Книгу «Прощание с иллюзиями» Владимир Познер написал двадцать один год тому назад. Написал по-английски. В США она двенадцать недель держалась в списке бестселлеров газеты New York Times. Познер полагал, что сразу переведет свою книгу на русский, но, как он говорил: «Уж слишком трудно она далась мне, чуть подожду». Ждал восемнадцать лет — перевод был завершен в 2008 году. Еще три года он размышлял над тем, как в рукописи эти прошедшие годы отразить. И только теперь, по мнению автора, пришло время издать русский вариант книги «Прощание с иллюзиями».
Вместо предисловия
19 ноября 2008 г.
Кажется, это было в 1987 или 1988 году. Я тогда познакомился с Брайаном Каном, сыном известного американского журналиста, писателя и общественного деятеля Альберта Кана, с которым приятельствовал мой отец, когда, живя в Америке, работал в кинокомпании MGM. Кан-старший был коммунистом, горячим сторонником СССР, и сын его, Брайан, побывал раз или два в знаменитом лагере «Артек». Во времена маккартизма его отца занесли в черные списки и лишили работы. Взгляды и опыт отца не могли не повлиять на формирование Брайана, который хоть и не стал коммунистом, но придерживался левых либеральных взглядов. Время от времени он приезжал в страну, поначалу представлявшуюся ему мечтой человечества, но и потом, когда его постигло разочарование (замечу в скобках, это случилось со множеством подобных людей, уверовавших в свое время в Советский Союз), он не терял с ней связи.
Если мне не изменяет память, наше с ним знакомство произошло благодаря его приезду на Московский международный кинофестиваль, куда он привез свой документальный фильм о советско-американском сотрудничестве по спасению, кажется, сибирского журавля. Словом, мы встретились, стали общаться, и в какой-то момент Брайан сказал, что мне следует написать книжку о своей жизни. Я ответил, что мне некогда, и он предложил приходить ко мне домой каждый день часа на два-три, задавать мне вопросы, записывать ответы на диктофон, затем расшифровать и разбить все это на главы. Я согласился, но с условием, что стану говорить только о политической стороне моей жизни, а не о личной. На том и договорились. Записав кассет сорок, Брайан уехал к себе в Монтану, откуда через два или три месяца прислал распределенный по главам текст. Я по нему слегка прошелся, сообщил Брайану, что тот может искать издателя, и забыл думать об этом.

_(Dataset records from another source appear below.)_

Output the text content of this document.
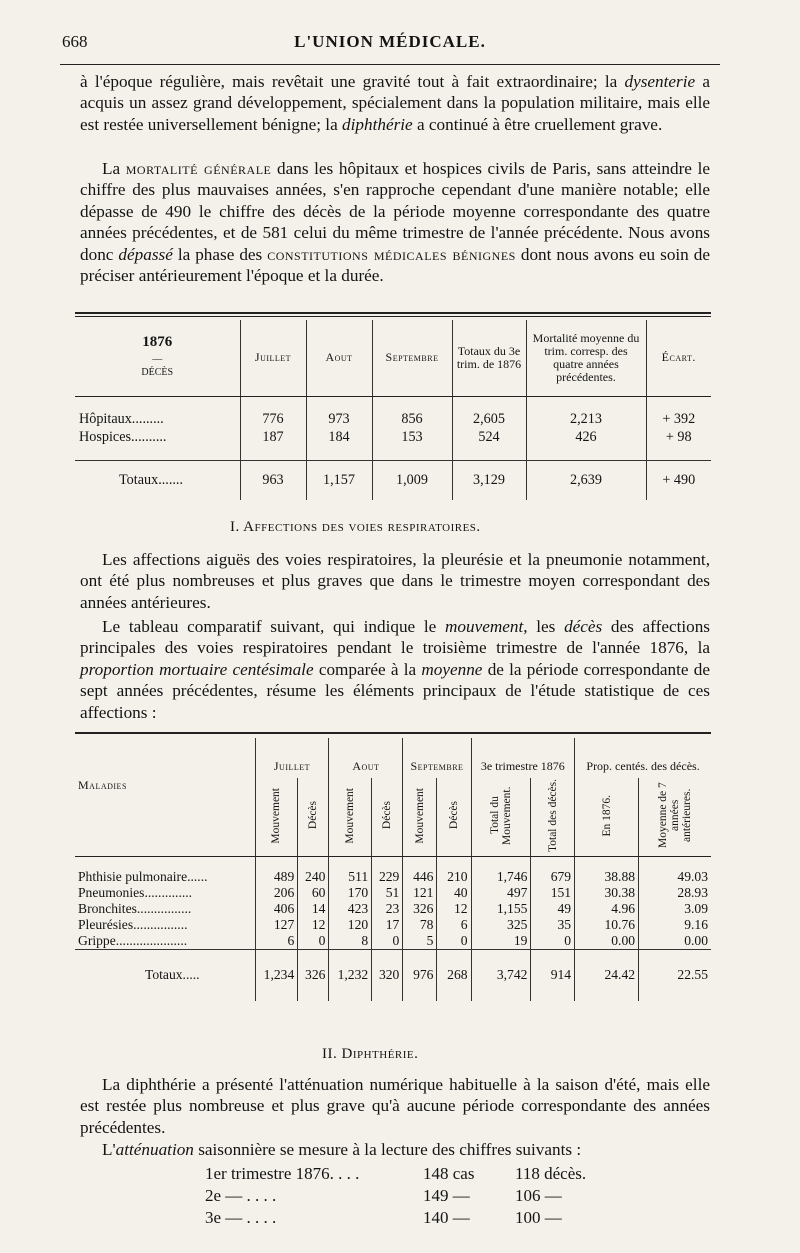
668	L'UNION MÉDICALE.

à l'époque régulière, mais revêtait une gravité tout à fait extraordinaire; la dysenterie a acquis un assez grand développement, spécialement dans la population militaire, mais elle est restée universellement bénigne; la diphthérie a continué à être cruellement grave.

La mortalité générale dans les hôpitaux et hospices civils de Paris, sans atteindre le chiffre des plus mauvaises années, s'en rapproche cependant d'une manière notable; elle dépasse de 490 le chiffre des décès de la période moyenne correspondante des quatre années précédentes, et de 581 celui du même trimestre de l'année précédente. Nous avons donc dépassé la phase des constitutions médicales bénignes dont nous avons eu soin de préciser antérieurement l'époque et la durée.

1876
—
DÉCÈS	Juillet	Aout	Septembre	Totaux du 3e trim. de 1876	Mortalité moyenne du trim. corresp. des quatre années précédentes.	Écart.

Hôpitaux.........	776	973	856	2,605	2,213	+ 392
Hospices..........	187	184	153	524	426	+ 98

Totaux.......	963	1,157	1,009	3,129	2,639	+ 490
I. Affections des voies respiratoires.

Les affections aiguës des voies respiratoires, la pleurésie et la pneumonie notamment, ont été plus nombreuses et plus graves que dans le trimestre moyen correspondant des années antérieures.

Le tableau comparatif suivant, qui indique le mouvement, les décès des affections principales des voies respiratoires pendant le troisième trimestre de l'année 1876, la proportion mortuaire centésimale comparée à la moyenne de la période correspondante de sept années précédentes, résume les éléments principaux de l'étude statistique de ces affections :

	Juillet		Aout		Septembre		3e trimestre 1876		Prop. centés. des décès.	
Maladies	Mouvement	Décès	Mouvement	Décès	Mouvement	Décès	Total du Mouvement.	Total des décès.	En 1876.	Moyenne de 7 années antérieures.

Phthisie pulmonaire......	489	240	511	229	446	210	1,746	679	38.88	49.03
Pneumonies..............	206	60	170	51	121	40	497	151	30.38	28.93
Bronchites................	406	14	423	23	326	12	1,155	49	4.96	3.09
Pleurésies................	127	12	120	17	78	6	325	35	10.76	9.16
Grippe.....................	6	0	8	0	5	0	19	0	0.00	0.00
Totaux.....	1,234	326	1,232	320	976	268	3,742	914	24.42	22.55
II. Diphthérie.

La diphthérie a présenté l'atténuation numérique habituelle à la saison d'été, mais elle est restée plus nombreuse et plus grave qu'à aucune période correspondante des années précédentes.

L'atténuation saisonnière se mesure à la lecture des chiffres suivants :

1er trimestre 1876. . . .	148 cas 118 décès.
2e — . . . .	149 —	106 —
3e — . . . .	140 —	100 —
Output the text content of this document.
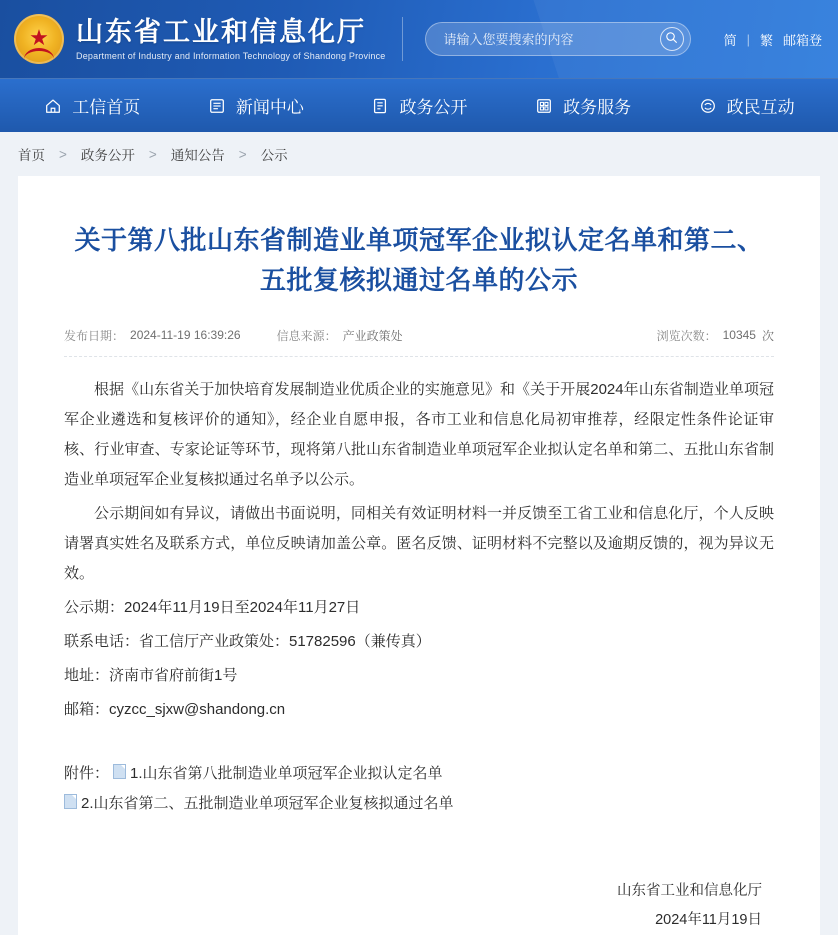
★ 山东省工业和信息化厅
Department of Industry and Information Technology of Shandong Province
请输入您要搜索的内容
简 | 繁 邮箱登
工信首页	新闻中心	政务公开	政务服务	政民互动
首页 > 政务公开 > 通知公告 > 公示
关于第八批山东省制造业单项冠军企业拟认定名单和第二、五批复核拟通过名单的公示
发布日期： 2024-11-19 16:39:26	信息来源： 产业政策处	浏览次数： 10345 次

根据《山东省关于加快培育发展制造业优质企业的实施意见》和《关于开展2024年山东省制造业单项冠军企业遴选和复核评价的通知》，经企业自愿申报，各市工业和信息化局初审推荐，经限定性条件论证审核、行业审查、专家论证等环节，现将第八批山东省制造业单项冠军企业拟认定名单和第二、五批山东省制造业单项冠军企业复核拟通过名单予以公示。

公示期间如有异议，请做出书面说明，同相关有效证明材料一并反馈至工省工业和信息化厅，个人反映请署真实姓名及联系方式，单位反映请加盖公章。匿名反馈、证明材料不完整以及逾期反馈的，视为异议无效。

公示期：2024年11月19日至2024年11月27日

联系电话：省工信厅产业政策处：51782596（兼传真）

地址：济南市省府前街1号

邮箱：cyzcc_sjxw@shandong.cn

附件： 1.山东省第八批制造业单项冠军企业拟认定名单
2.山东省第二、五批制造业单项冠军企业复核拟通过名单
山东省工业和信息化厅
2024年11月19日
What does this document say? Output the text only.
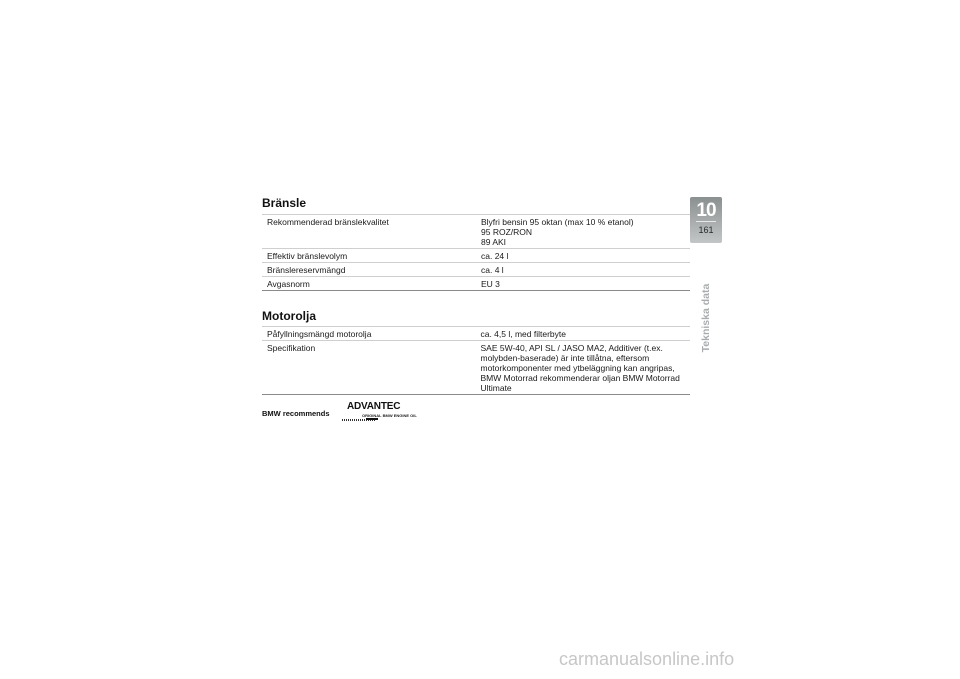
Bränsle
Rekommenderad bränslekvalitet	Blyfri bensin 95 oktan (max 10 % etanol)
95 ROZ/RON
89 AKI

Effektiv bränslevolym	ca. 24 l

Bränslereservmängd	ca. 4 l

Avgasnorm	EU 3
Motorolja
Påfyllningsmängd motorolja	ca. 4,5 l, med filterbyte

Specifikation	SAE 5W-40, API SL / JASO MA2, Additiver (t.ex. molybden-baserade) är inte tillåtna, eftersom motorkomponenter med ytbeläggning kan angripas, BMW Motorrad rekommenderar oljan BMW Motorrad Ultimate
BMW recommends
ADVANTEC
ORIGINAL BMW ENGINE OIL
10
161
Tekniska data
carmanualsonline.info
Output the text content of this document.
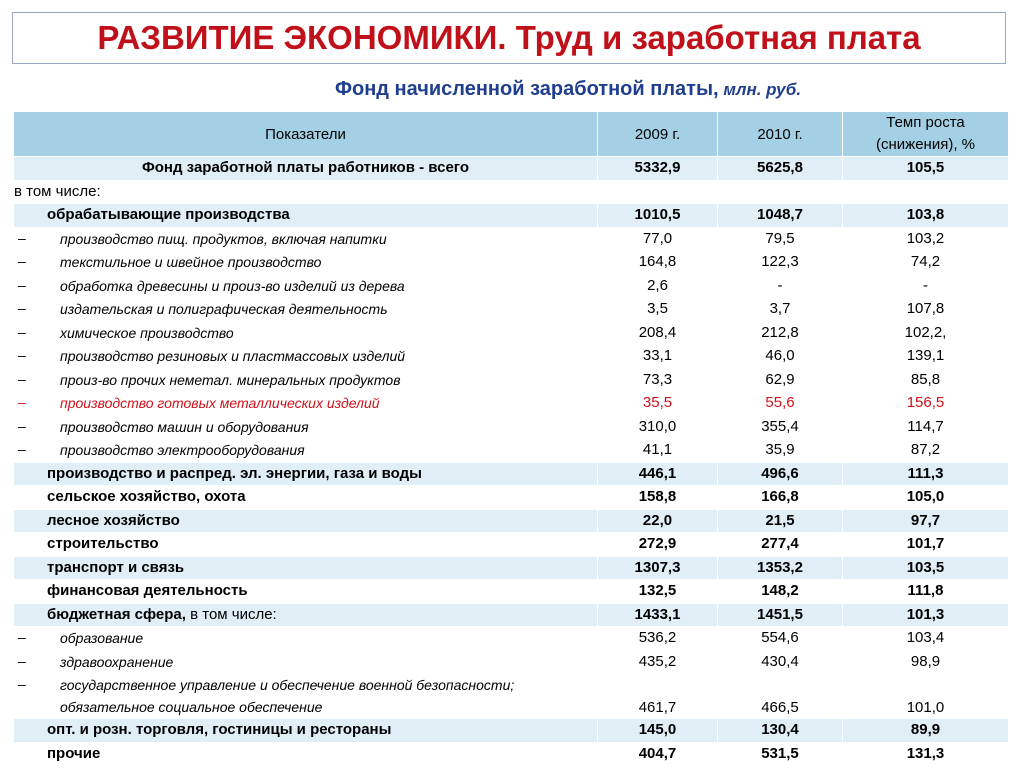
РАЗВИТИЕ ЭКОНОМИКИ. Труд и заработная плата
Фонд начисленной заработной платы, млн. руб.
Показатели	2009 г.	2010 г.	Темп роста
(снижения), %

Фонд заработной платы работников - всего	5332,9	5625,8	105,5
в том числе:			
обрабатывающие производства	1010,5	1048,7	103,8

– производство пищ. продуктов, включая напитки	77,0	79,5	103,2

– текстильное и швейное производство	164,8	122,3	74,2

– обработка древесины и произ-во изделий из дерева	2,6	-	-

– издательская и полиграфическая деятельность	3,5	3,7	107,8

– химическое производство	208,4	212,8	102,2,

– производство резиновых и пластмассовых изделий	33,1	46,0	139,1

– произ-во прочих неметал. минеральных продуктов	73,3	62,9	85,8

– производство готовых металлических изделий	35,5	55,6	156,5

– производство машин и оборудования	310,0	355,4	114,7

– производство электрооборудования	41,1	35,9	87,2
производство и распред. эл. энергии, газа и воды	446,1	496,6	111,3
сельское хозяйство, охота	158,8	166,8	105,0
лесное хозяйство	22,0	21,5	97,7
строительство	272,9	277,4	101,7
транспорт и связь	1307,3	1353,2	103,5
финансовая деятельность	132,5	148,2	111,8
бюджетная сфера, в том числе:	1433,1	1451,5	101,3

– образование	536,2	554,6	103,4

– здравоохранение	435,2	430,4	98,9

– государственное управление и обеспечение военной безопасности;
обязательное социальное обеспечение	461,7	466,5	101,0
опт. и розн. торговля, гостиницы и рестораны	145,0	130,4	89,9
прочие	404,7	531,5	131,3
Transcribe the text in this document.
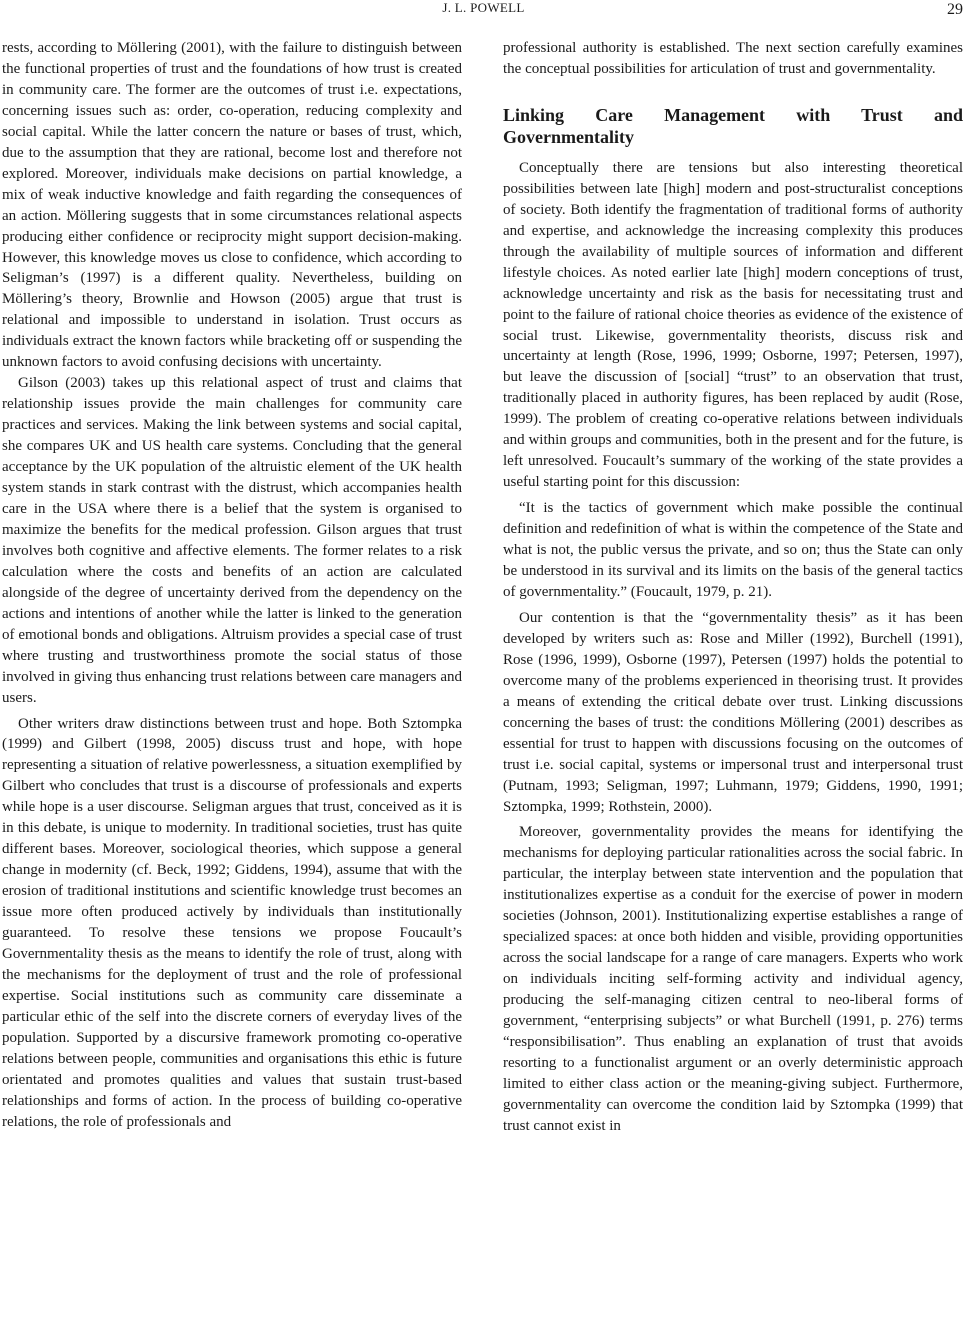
J. L. POWELL	29

rests, according to Möllering (2001), with the failure to distinguish between the functional properties of trust and the foundations of how trust is created in community care. The former are the outcomes of trust i.e. expectations, concerning issues such as: order, co-operation, reducing complexity and social capital. While the latter concern the nature or bases of trust, which, due to the assumption that they are rational, become lost and therefore not explored. Moreover, individuals make decisions on partial knowledge, a mix of weak inductive knowledge and faith regarding the consequences of an action. Möllering suggests that in some circumstances relational aspects producing either confidence or reciprocity might support decision-making. However, this knowledge moves us close to confidence, which according to Seligman’s (1997) is a different quality. Nevertheless, building on Möllering’s theory, Brownlie and Howson (2005) argue that trust is relational and impossible to understand in isolation. Trust occurs as individuals extract the known factors while bracketing off or suspending the unknown factors to avoid confusing decisions with uncertainty.

Gilson (2003) takes up this relational aspect of trust and claims that relationship issues provide the main challenges for community care practices and services. Making the link between systems and social capital, she compares UK and US health care systems. Concluding that the general acceptance by the UK population of the altruistic element of the UK health system stands in stark contrast with the distrust, which accompanies health care in the USA where there is a belief that the system is organised to maximize the benefits for the medical profession. Gilson argues that trust involves both cognitive and affective elements. The former relates to a risk calculation where the costs and benefits of an action are calculated alongside of the degree of uncertainty derived from the dependency on the actions and intentions of another while the latter is linked to the generation of emotional bonds and obligations. Altruism provides a special case of trust where trusting and trustworthiness promote the social status of those involved in giving thus enhancing trust relations between care managers and users.

Other writers draw distinctions between trust and hope. Both Sztompka (1999) and Gilbert (1998, 2005) discuss trust and hope, with hope representing a situation of relative powerlessness, a situation exemplified by Gilbert who concludes that trust is a discourse of professionals and experts while hope is a user discourse. Seligman argues that trust, conceived as it is in this debate, is unique to modernity. In traditional societies, trust has quite different bases. Moreover, sociological theories, which suppose a general change in modernity (cf. Beck, 1992; Giddens, 1994), assume that with the erosion of traditional institutions and scientific knowledge trust becomes an issue more often produced actively by individuals than institutionally guaranteed. To resolve these tensions we propose Foucault’s Governmentality thesis as the means to identify the role of trust, along with the mechanisms for the deployment of trust and the role of professional expertise. Social institutions such as community care disseminate a particular ethic of the self into the discrete corners of everyday lives of the population. Supported by a discursive framework promoting co-operative relations between people, communities and organisations this ethic is future orientated and promotes qualities and values that sustain trust-based relationships and forms of action. In the process of building co-operative relations, the role of professionals and

professional authority is established. The next section carefully examines the conceptual possibilities for articulation of trust and governmentality.

Linking Care Management with Trust and Governmentality

Conceptually there are tensions but also interesting theoretical possibilities between late [high] modern and post-structuralist conceptions of society. Both identify the fragmentation of traditional forms of authority and expertise, and acknowledge the increasing complexity this produces through the availability of multiple sources of information and different lifestyle choices. As noted earlier late [high] modern conceptions of trust, acknowledge uncertainty and risk as the basis for necessitating trust and point to the failure of rational choice theories as evidence of the existence of social trust. Likewise, governmentality theorists, discuss risk and uncertainty at length (Rose, 1996, 1999; Osborne, 1997; Petersen, 1997), but leave the discussion of [social] “trust” to an observation that trust, traditionally placed in authority figures, has been replaced by audit (Rose, 1999). The problem of creating co-operative relations between individuals and within groups and communities, both in the present and for the future, is left unresolved. Foucault’s summary of the working of the state provides a useful starting point for this discussion:

“It is the tactics of government which make possible the continual definition and redefinition of what is within the competence of the State and what is not, the public versus the private, and so on; thus the State can only be understood in its survival and its limits on the basis of the general tactics of governmentality.” (Foucault, 1979, p. 21).

Our contention is that the “governmentality thesis” as it has been developed by writers such as: Rose and Miller (1992), Burchell (1991), Rose (1996, 1999), Osborne (1997), Petersen (1997) holds the potential to overcome many of the problems experienced in theorising trust. It provides a means of extending the critical debate over trust. Linking discussions concerning the bases of trust: the conditions Möllering (2001) describes as essential for trust to happen with discussions focusing on the outcomes of trust i.e. social capital, systems or impersonal trust and interpersonal trust (Putnam, 1993; Seligman, 1997; Luhmann, 1979; Giddens, 1990, 1991; Sztompka, 1999; Rothstein, 2000).

Moreover, governmentality provides the means for identifying the mechanisms for deploying particular rationalities across the social fabric. In particular, the interplay between state intervention and the population that institutionalizes expertise as a conduit for the exercise of power in modern societies (Johnson, 2001). Institutionalizing expertise establishes a range of specialized spaces: at once both hidden and visible, providing opportunities across the social landscape for a range of care managers. Experts who work on individuals inciting self-forming activity and individual agency, producing the self-managing citizen central to neo-liberal forms of government, “enterprising subjects” or what Burchell (1991, p. 276) terms “responsibilisation”. Thus enabling an explanation of trust that avoids resorting to a functionalist argument or an overly deterministic approach limited to either class action or the meaning-giving subject. Furthermore, governmentality can overcome the condition laid by Sztompka (1999) that trust cannot exist in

Прошло еще месяца три, прежде чем Брайан позвонил:
— Владимир, я показал эту рукопись одному замечательному редактору, приятелю моего отца, и он сказал, что хотя это очень интересно, ни один издатель не захочет опубликовать ее в таком виде — без какой-либо информации о тебе, о твоей личной жизни, понимаешь?
Глава 1
МОЯ АМЕРИКА
Я совершенно ясно помню один день из детства. На чердаке загородного дома друзей моей матери я играл — тянул за веревку деревянную лодку. Собственно, я хотел отвязать лодку, но узел не поддавался, хоть я и старался развязать его изо всех сил. Мне скоро стало ясно, что во всем виновата лодка. Шваркнув ее об пол, я стал пинать ее. Я был вне себя от гнева. Тут появилась мама.
— Почему бы тебе не пойти вниз? — предложила она. — Там есть один господин, который очень хорошо развязывает узлы. Я спустился и увидал мужчину, сидевшего на диване. Быть может, мне изменяет память, но я и сейчас вижу его глаза: желтовато-зеленоватые, чуть насмешливо на меня смотрящие. Правда, меня это нимало не заботило. Я подошел к нему, поздоровался и попросил помочь мне развязать узел. Он сказал:
— Что ж, попробую, — взял кораблик и стал возиться с веревкой. Я наблюдал за ним крайне внимательно, и почему-то сильное впечатление произвело на меня небольшое вздутие, которое я заметил на безымянном пальце его левой руки. Он легко расправился с узлом, отчего я почувствовал себя неумехой, и отдал мне кораблик. Я поблагодарил его. А мама сказала:
— Это твой папа. Он приехал в Америку, чтобы увести нас назад во Францию. Мне было пять лет.
Не помню, чтобы эта встреча тогда произвела на меня впечатление. Не помню также, чтобы я особенно скучал по отсутствовавшему отцу в течение первых пяти лет своей жизни. Раньше у меня не было папы, а теперь он появился, вот и все. Двигаясь по туннелю времени к тому далекому дню, я не ощущаю волнения: ни мороза по коже, ни холодка в животе — нет ничего, говорящего о том, что память задела и разбудила какое-то спящее чувство.